In a November 2019 meeting with the International Chamber of Shipping, Peyman informed the group that the U.S. would be focusing on sanctions enforcement against Iran in the maritime sector. In a March 9, 2020 address at the Foundation for Defense of Democracies, Peyman announced the U.S. would soon issue a global maritime sanctions advisory aimed at enhancing sanctions compliance against Iran in the maritime sector, including flagging registries, insurance companies, ship owners, port operators, managers, and charter companies.
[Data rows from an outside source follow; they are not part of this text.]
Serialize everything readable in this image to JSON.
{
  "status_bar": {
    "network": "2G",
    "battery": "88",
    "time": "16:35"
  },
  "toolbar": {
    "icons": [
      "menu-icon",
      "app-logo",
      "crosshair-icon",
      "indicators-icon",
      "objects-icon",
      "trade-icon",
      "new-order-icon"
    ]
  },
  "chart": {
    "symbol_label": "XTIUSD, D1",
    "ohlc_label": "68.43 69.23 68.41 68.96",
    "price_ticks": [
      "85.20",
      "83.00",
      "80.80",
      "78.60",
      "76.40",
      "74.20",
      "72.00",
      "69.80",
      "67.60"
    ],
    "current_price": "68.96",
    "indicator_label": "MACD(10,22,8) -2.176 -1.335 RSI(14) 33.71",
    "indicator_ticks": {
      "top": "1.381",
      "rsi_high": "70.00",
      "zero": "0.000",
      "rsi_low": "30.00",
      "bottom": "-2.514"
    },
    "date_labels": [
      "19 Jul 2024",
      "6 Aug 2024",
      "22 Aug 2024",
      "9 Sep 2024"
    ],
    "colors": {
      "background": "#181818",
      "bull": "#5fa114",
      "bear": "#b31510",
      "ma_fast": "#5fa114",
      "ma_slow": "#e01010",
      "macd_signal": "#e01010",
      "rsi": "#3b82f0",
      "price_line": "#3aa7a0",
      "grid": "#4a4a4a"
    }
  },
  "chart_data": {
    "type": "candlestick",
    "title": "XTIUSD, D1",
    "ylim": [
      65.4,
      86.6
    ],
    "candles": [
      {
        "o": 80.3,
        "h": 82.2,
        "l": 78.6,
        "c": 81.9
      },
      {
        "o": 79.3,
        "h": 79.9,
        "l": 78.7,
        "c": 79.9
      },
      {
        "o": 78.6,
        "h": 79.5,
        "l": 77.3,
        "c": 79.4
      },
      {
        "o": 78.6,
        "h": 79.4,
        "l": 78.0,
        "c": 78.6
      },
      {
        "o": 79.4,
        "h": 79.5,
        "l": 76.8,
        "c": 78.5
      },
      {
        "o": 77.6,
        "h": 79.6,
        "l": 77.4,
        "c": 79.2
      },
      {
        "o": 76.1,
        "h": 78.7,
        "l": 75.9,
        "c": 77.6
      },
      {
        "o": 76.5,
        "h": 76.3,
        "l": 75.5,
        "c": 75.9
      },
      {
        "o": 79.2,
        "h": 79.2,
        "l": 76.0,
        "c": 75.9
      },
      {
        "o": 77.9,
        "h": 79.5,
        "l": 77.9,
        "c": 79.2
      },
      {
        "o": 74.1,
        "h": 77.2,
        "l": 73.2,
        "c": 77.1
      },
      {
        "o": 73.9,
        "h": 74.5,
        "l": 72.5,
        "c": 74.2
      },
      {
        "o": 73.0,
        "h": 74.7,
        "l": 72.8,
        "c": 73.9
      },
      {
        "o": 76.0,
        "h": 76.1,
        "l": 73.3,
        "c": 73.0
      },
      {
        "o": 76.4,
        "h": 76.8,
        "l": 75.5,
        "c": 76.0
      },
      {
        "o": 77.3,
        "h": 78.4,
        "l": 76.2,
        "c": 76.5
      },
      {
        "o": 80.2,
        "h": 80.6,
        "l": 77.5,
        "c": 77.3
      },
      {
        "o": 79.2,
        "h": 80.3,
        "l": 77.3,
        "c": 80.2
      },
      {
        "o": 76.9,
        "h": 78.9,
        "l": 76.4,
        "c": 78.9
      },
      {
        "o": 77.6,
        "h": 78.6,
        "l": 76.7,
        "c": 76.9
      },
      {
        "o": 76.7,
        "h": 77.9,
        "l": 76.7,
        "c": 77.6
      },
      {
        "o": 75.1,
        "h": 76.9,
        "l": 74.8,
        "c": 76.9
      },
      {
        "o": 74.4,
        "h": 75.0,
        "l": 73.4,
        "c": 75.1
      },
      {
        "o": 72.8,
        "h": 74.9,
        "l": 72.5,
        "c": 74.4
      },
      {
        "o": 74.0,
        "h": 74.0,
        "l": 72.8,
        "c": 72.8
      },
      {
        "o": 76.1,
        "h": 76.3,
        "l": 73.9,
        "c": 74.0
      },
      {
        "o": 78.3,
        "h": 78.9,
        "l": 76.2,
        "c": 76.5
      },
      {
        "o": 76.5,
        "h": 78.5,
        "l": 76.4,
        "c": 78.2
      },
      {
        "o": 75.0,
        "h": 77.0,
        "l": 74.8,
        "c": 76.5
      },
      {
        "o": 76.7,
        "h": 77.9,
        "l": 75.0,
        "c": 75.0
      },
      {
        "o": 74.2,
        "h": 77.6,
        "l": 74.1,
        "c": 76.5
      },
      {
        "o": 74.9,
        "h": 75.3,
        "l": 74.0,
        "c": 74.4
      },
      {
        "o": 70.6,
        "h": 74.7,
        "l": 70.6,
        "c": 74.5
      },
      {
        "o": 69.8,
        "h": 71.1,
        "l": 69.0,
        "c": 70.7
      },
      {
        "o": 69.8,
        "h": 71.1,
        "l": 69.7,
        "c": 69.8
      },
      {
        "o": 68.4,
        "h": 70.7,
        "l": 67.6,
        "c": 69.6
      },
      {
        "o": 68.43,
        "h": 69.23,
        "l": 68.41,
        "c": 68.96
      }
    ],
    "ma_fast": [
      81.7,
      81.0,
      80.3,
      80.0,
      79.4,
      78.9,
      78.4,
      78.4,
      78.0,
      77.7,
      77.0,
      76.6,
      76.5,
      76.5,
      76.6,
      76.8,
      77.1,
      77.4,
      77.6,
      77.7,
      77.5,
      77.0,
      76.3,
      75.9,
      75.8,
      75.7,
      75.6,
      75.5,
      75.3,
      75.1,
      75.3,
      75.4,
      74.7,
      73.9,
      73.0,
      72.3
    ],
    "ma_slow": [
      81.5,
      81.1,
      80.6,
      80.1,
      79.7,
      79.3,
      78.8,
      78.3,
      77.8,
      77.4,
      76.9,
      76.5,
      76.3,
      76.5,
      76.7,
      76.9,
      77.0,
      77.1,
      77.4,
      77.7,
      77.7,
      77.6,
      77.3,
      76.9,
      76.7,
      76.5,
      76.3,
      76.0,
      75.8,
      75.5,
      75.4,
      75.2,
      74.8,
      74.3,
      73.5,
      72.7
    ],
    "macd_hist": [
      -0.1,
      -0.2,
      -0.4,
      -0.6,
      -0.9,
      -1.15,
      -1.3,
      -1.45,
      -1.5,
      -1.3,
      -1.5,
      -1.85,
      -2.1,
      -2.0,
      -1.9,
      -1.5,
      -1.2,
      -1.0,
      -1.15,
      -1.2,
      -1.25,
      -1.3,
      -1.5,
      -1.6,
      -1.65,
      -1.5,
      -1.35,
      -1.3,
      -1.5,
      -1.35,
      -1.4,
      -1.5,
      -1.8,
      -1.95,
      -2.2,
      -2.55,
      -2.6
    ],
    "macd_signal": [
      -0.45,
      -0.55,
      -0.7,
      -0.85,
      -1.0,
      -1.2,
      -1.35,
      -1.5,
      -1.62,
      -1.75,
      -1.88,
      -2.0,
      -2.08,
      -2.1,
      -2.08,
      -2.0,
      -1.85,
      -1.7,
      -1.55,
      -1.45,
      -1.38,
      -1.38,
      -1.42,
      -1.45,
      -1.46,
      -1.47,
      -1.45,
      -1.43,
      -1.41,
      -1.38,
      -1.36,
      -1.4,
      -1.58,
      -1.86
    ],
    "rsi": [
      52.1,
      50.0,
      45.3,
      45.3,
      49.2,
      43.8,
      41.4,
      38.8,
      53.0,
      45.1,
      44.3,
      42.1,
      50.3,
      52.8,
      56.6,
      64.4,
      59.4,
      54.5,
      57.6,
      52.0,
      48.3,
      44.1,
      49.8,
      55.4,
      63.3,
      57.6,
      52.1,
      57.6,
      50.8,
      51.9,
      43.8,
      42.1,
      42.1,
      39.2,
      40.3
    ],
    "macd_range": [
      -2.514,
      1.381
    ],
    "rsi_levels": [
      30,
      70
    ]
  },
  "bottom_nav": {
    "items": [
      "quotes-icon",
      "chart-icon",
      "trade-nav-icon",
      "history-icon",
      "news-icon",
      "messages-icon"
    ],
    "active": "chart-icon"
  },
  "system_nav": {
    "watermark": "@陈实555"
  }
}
On May 14, 2020, the Trump administration officially issued the "Global Maritime Advisory" concerning sanctions on Iran, North Korea, and Syria.

In leading the State Department's Office of Threat Finance Countermeasures, Peyman helped combat terrorist financing and the illicit use of precious minerals and metals and coordinated US government interagency implementation of the Kimberly Process. Peyman also oversaw the State Department’s international engagement on anti-money laundering and counter terrorist financing (AML/CFT) issues, and his Division represented the State Department in the Financial Action Task Force.